Secondary Objectives:

• To compare HIV incidence among participants receiving oral CAB/CAB LA vs. daily oral TDF/FTC (Steps 1, 2 and 3).
• To evaluate relative efficacy of oral CAB/CAB LA vs. oral TDF/FTC in subgroups defined by the baseline factors of: age, herpes simplex virus-2 (HSV-2) serostatus, contraceptive method, and body mass index (BMI).

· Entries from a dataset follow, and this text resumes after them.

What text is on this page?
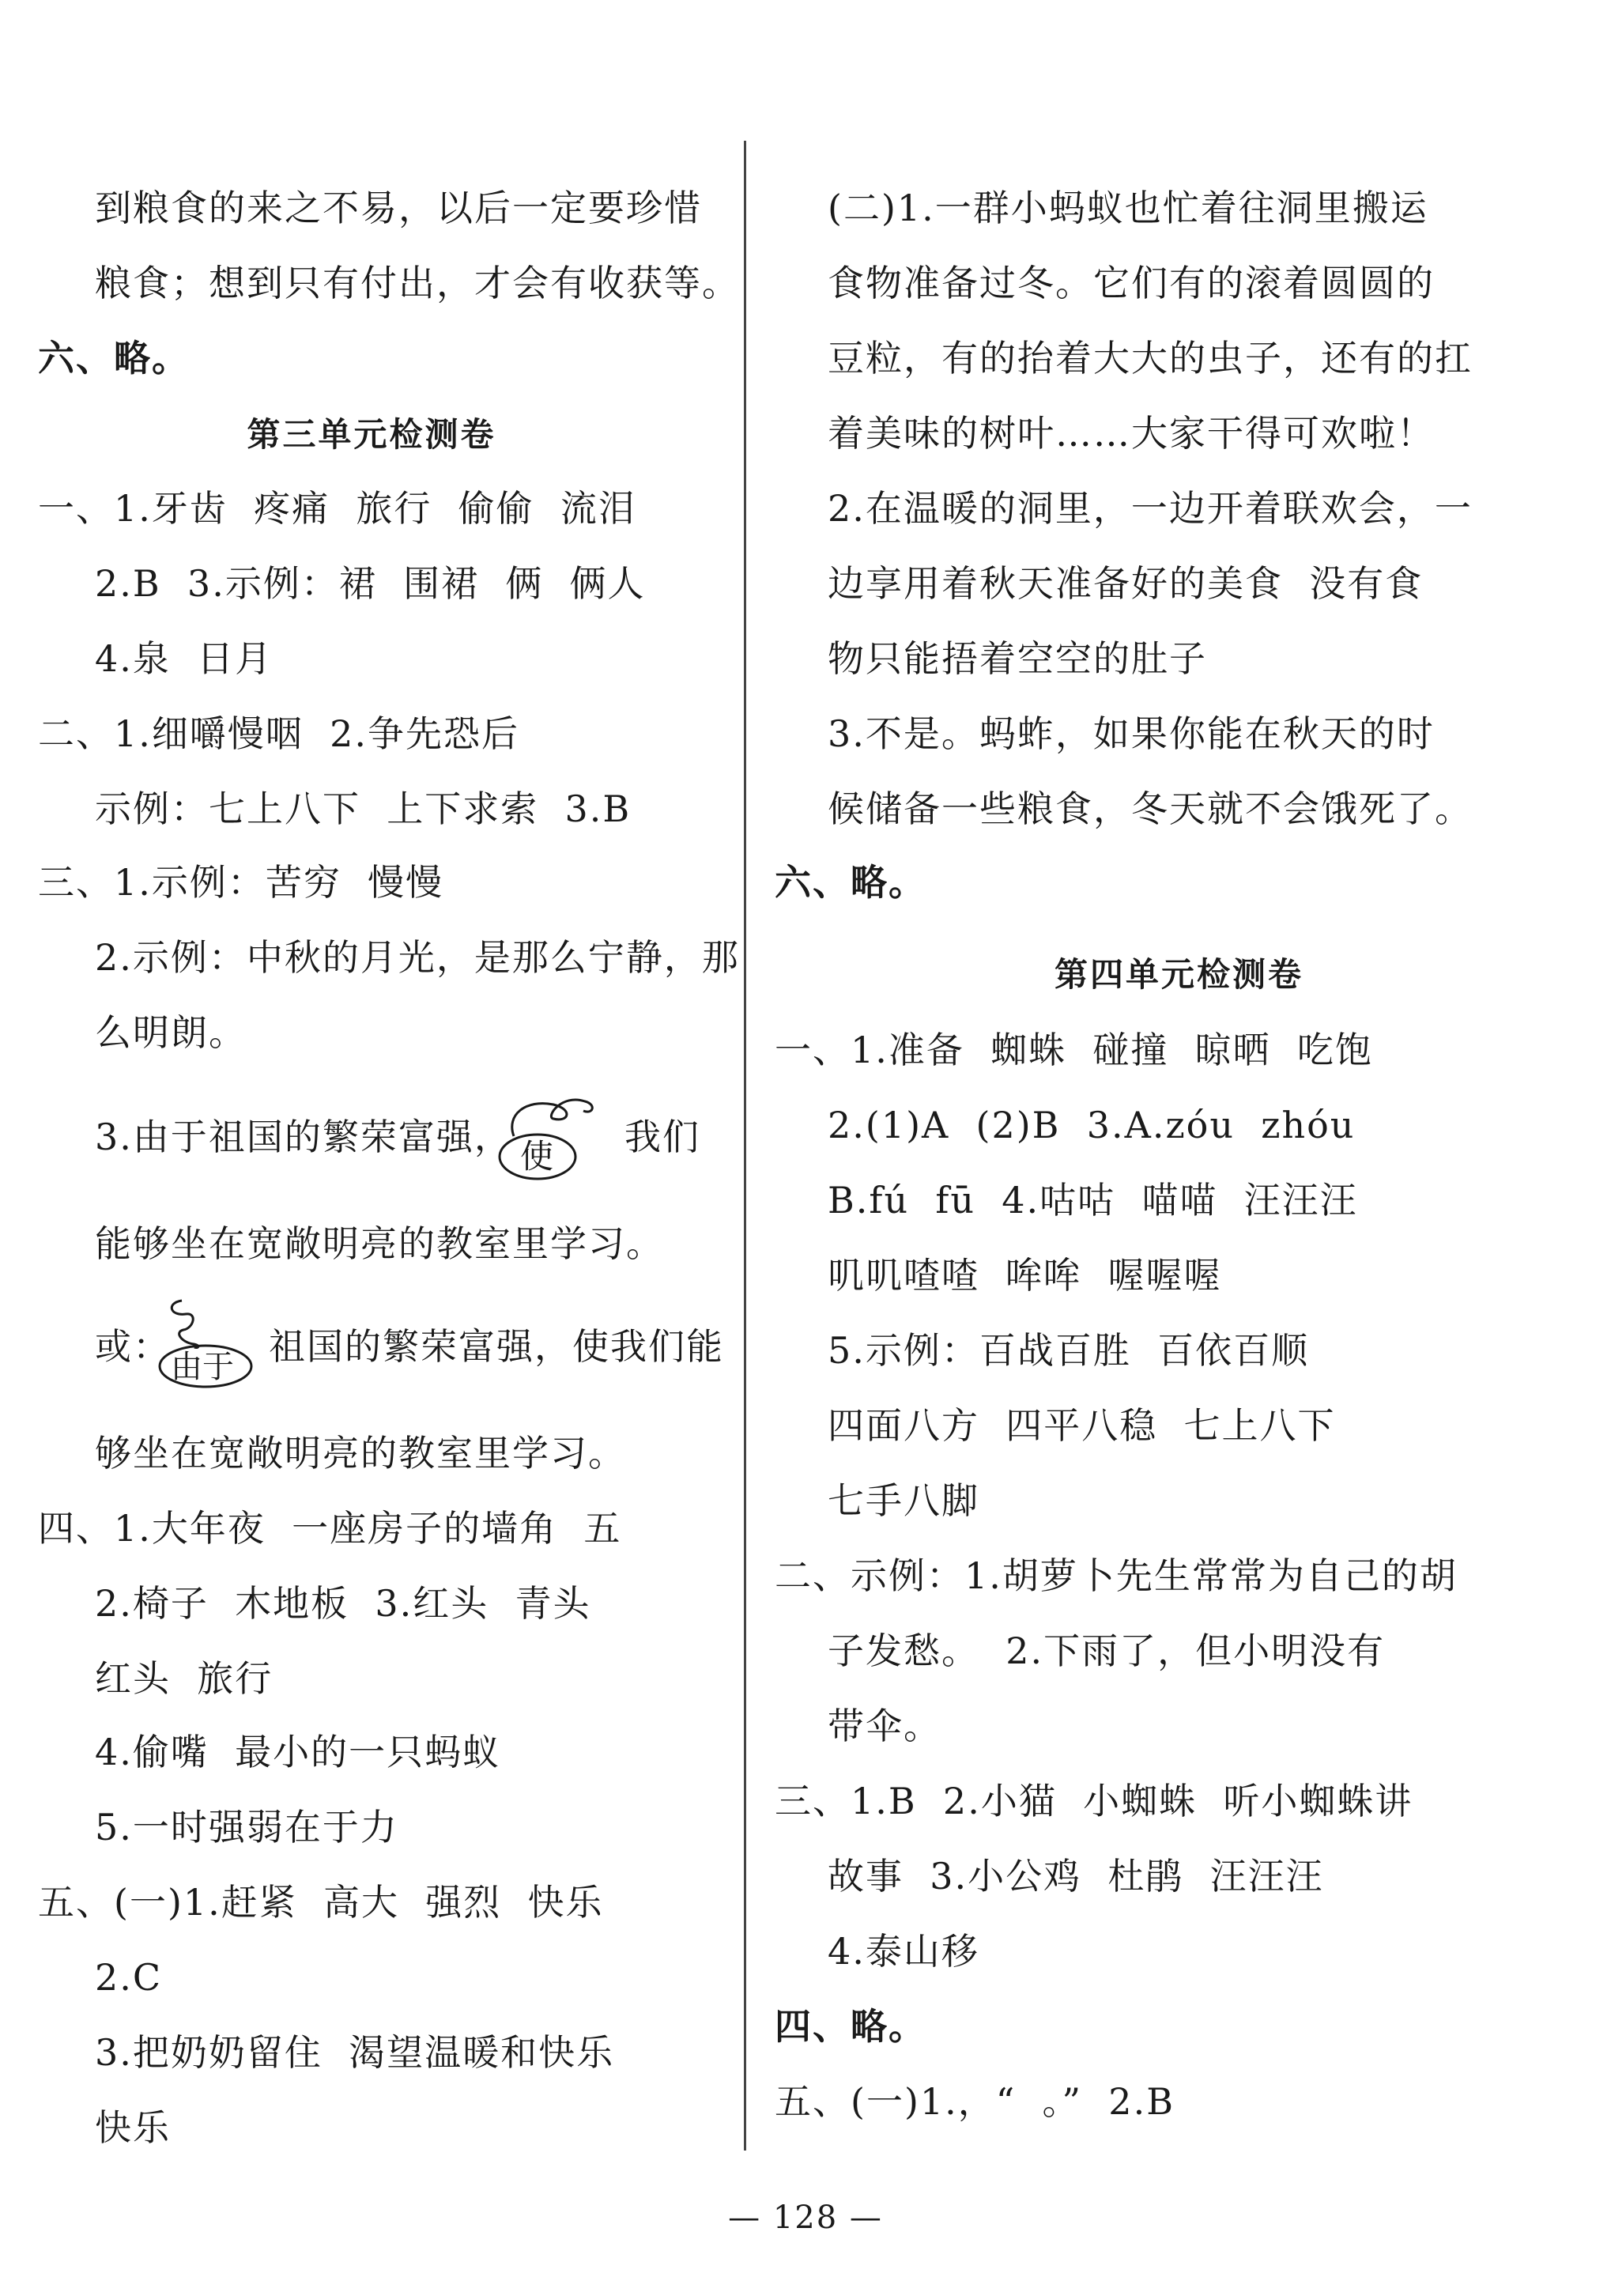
到粮食的来之不易，以后一定要珍惜
粮食；想到只有付出，才会有收获等。
六、略。
第三单元检测卷
一、1.牙齿  疼痛  旅行  偷偷  流泪
2.B  3.示例：裙  围裙  俩  俩人
4.泉  日月
二、1.细嚼慢咽  2.争先恐后
示例：七上八下  上下求索  3.B
三、1.示例：苦穷  慢慢
2.示例：中秋的月光，是那么宁静，那
么明朗。
3.由于祖国的繁荣富强， 使 我们
能够坐在宽敞明亮的教室里学习。
或： 由于 祖国的繁荣富强，使我们能
够坐在宽敞明亮的教室里学习。
四、1.大年夜  一座房子的墙角  五
2.椅子  木地板  3.红头  青头
红头  旅行
4.偷嘴  最小的一只蚂蚁
5.一时强弱在于力
五、(一)1.赶紧  高大  强烈  快乐
2.C
3.把奶奶留住  渴望温暖和快乐
快乐
(二)1.一群小蚂蚁也忙着往洞里搬运
食物准备过冬。它们有的滚着圆圆的
豆粒，有的抬着大大的虫子，还有的扛
着美味的树叶……大家干得可欢啦！
2.在温暖的洞里，一边开着联欢会，一
边享用着秋天准备好的美食  没有食
物只能捂着空空的肚子
3.不是。蚂蚱，如果你能在秋天的时
候储备一些粮食，冬天就不会饿死了。
六、略。
第四单元检测卷
一、1.准备  蜘蛛  碰撞  晾晒  吃饱
2.(1)A  (2)B  3.A.zóu  zhóu
B.fú  fū  4.咕咕  喵喵  汪汪汪
叽叽喳喳  哞哞  喔喔喔
5.示例：百战百胜  百依百顺
四面八方  四平八稳  七上八下
七手八脚
二、示例：1.胡萝卜先生常常为自己的胡
子发愁。  2.下雨了，但小明没有
带伞。
三、1.B  2.小猫  小蜘蛛  听小蜘蛛讲
故事  3.小公鸡  杜鹃  汪汪汪
4.泰山移
四、略。
五、(一)1.，“  。”  2.B
— 128 —
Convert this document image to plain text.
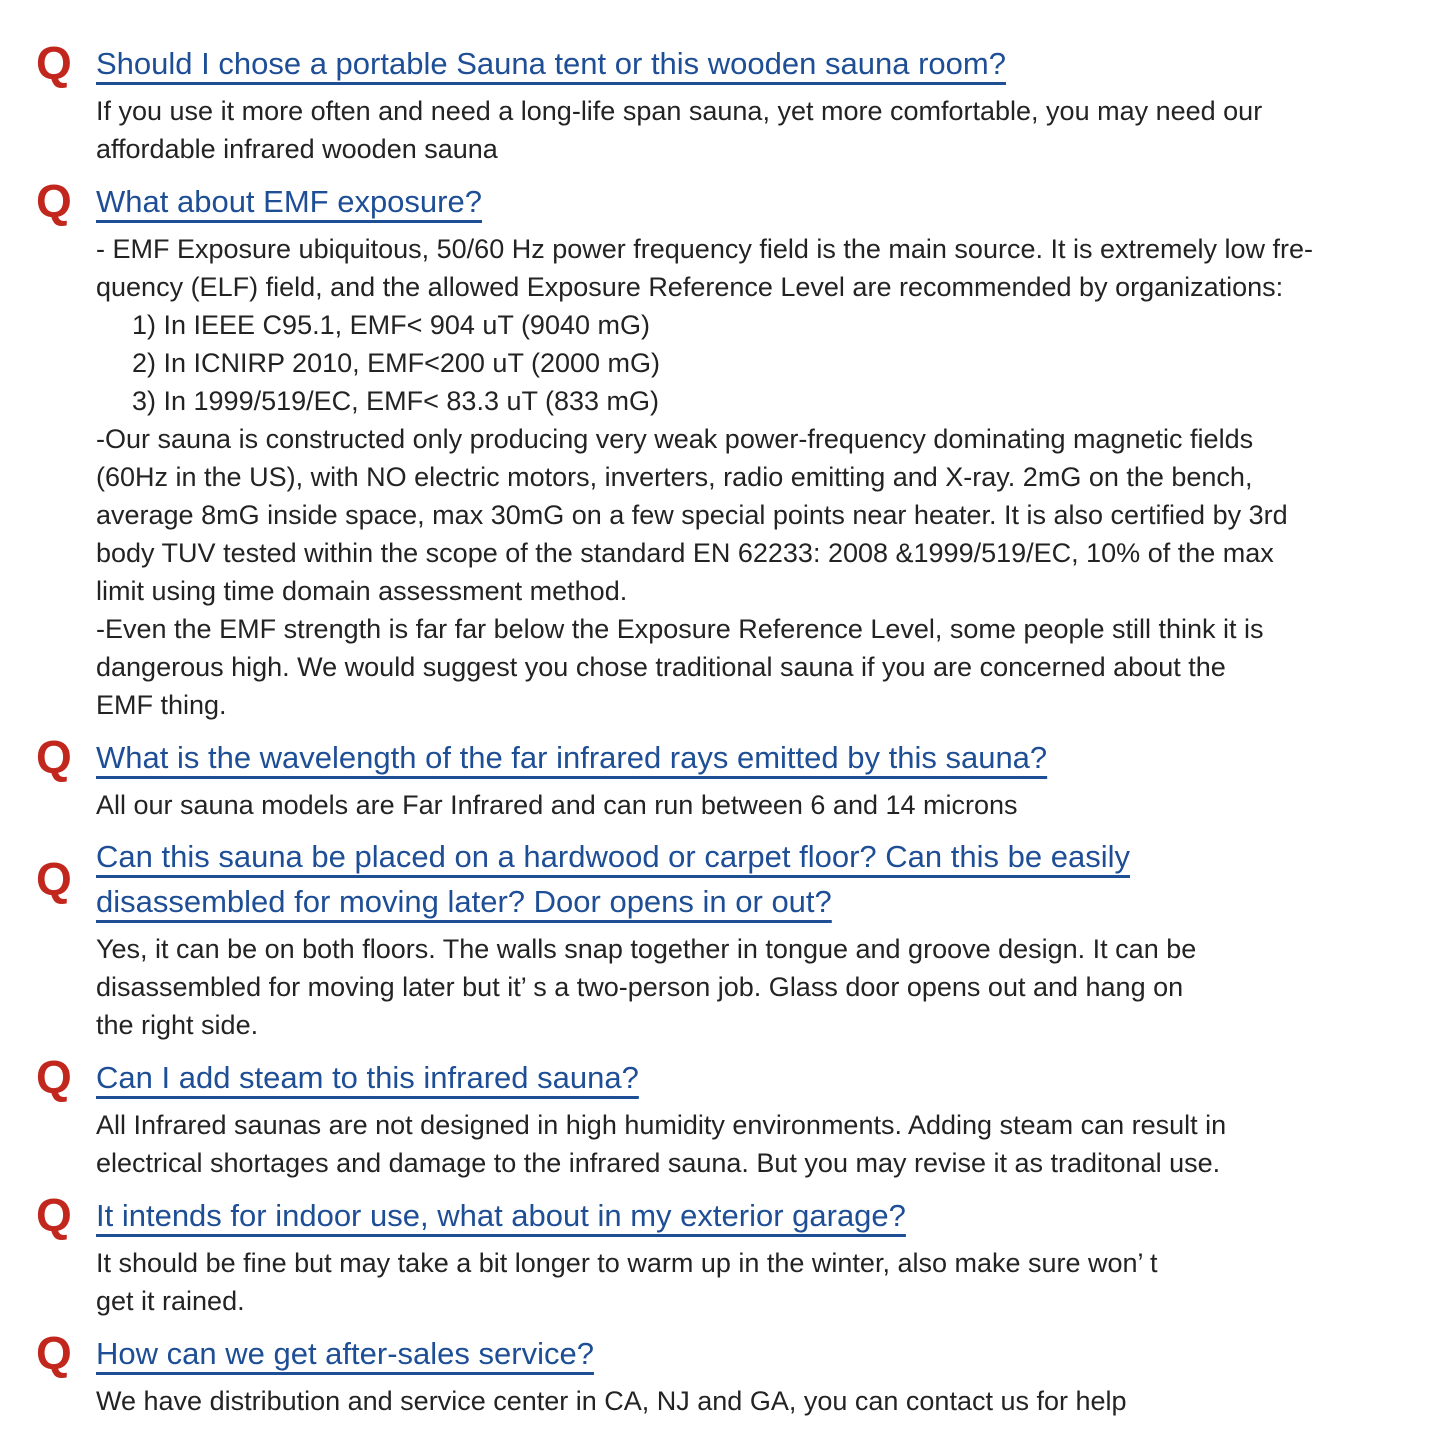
Q Should I chose a portable Sauna tent or this wooden sauna room?
If you use it more often and need a long-life span sauna, yet more comfortable, you may need our
affordable infrared wooden sauna
Q What about EMF exposure?
- EMF Exposure ubiquitous, 50/60 Hz power frequency field is the main source. It is extremely low fre-
quency (ELF) field, and the allowed Exposure Reference Level are recommended by organizations:
1) In IEEE C95.1, EMF< 904 uT (9040 mG)
2) In ICNIRP 2010, EMF<200 uT (2000 mG)
3) In 1999/519/EC, EMF< 83.3 uT (833 mG)
-Our sauna is constructed only producing very weak power-frequency dominating magnetic fields
(60Hz in the US), with NO electric motors, inverters, radio emitting and X-ray. 2mG on the bench,
average 8mG inside space, max 30mG on a few special points near heater. It is also certified by 3rd
body TUV tested within the scope of the standard EN 62233: 2008 &1999/519/EC, 10% of the max
limit using time domain assessment method.
-Even the EMF strength is far far below the Exposure Reference Level, some people still think it is
dangerous high. We would suggest you chose traditional sauna if you are concerned about the
EMF thing.
Q What is the wavelength of the far infrared rays emitted by this sauna?
All our sauna models are Far Infrared and can run between 6 and 14 microns
Q Can this sauna be placed on a hardwood or carpet floor? Can this be easily
disassembled for moving later? Door opens in or out?
Yes, it can be on both floors. The walls snap together in tongue and groove design. It can be
disassembled for moving later but it’ s a two-person job. Glass door opens out and hang on
the right side.
Q Can I add steam to this infrared sauna?
All Infrared saunas are not designed in high humidity environments. Adding steam can result in
electrical shortages and damage to the infrared sauna. But you may revise it as traditonal use.
Q It intends for indoor use, what about in my exterior garage?
It should be fine but may take a bit longer to warm up in the winter, also make sure won’ t
get it rained.
Q How can we get after-sales service?
We have distribution and service center in CA, NJ and GA, you can contact us for help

• To describe and model the relationship between HIV incidence and drug concentration, within each arm.

• To describe the distribution and correlates of drug concentration, within each arm.

• To compare the acceptability of and preferences for CAB LA vs. oral TDF/FTC.

Other Objectives:

Tertiary
• To estimate and compare sexual risk behaviors, as measured by self-report and rates of incident sexually transmitted infections (STIs), between study arms.

• To compare Grade >2 adverse event (AE) rates in women with baseline BMI </≥ 25 kg/m2, within each study arm.

• To compare pregnancy incidence and outcomes between arms.

• To evaluate rates of HIV drug resistance among participants who acquire HIV infection during the study among participants receiving oral CAB/CAB LA vs. oral TDF/FTC.

• To determine plasma concentrations of medroxyprogesterone (DMPA) or norethisterone (NET-EN) when co-administered with CAB LA.

• To determine lutenizing hormone (LH), follicular stimulating hormone (FSH), and progesterone in subjects receiving either DMPA or NET-EN when co-administered with CAB LA.

Exploratory
• To compare the estimated programmatic cost, cost-effectiveness and disease impact indicators of CAB LA vs. daily oral TDF/FTC vs. no PrEP for HIV-uninfected women in the study sites locations.

• To perform secondary laboratory assessments that may include evaluation of factors related to HIV infection, hepatitis infection, and other infections; antiretroviral (ARV) drug use; pharmacogenomics; characterization of HIV in infected participants; and evaluation of laboratory assays related to the study objectives.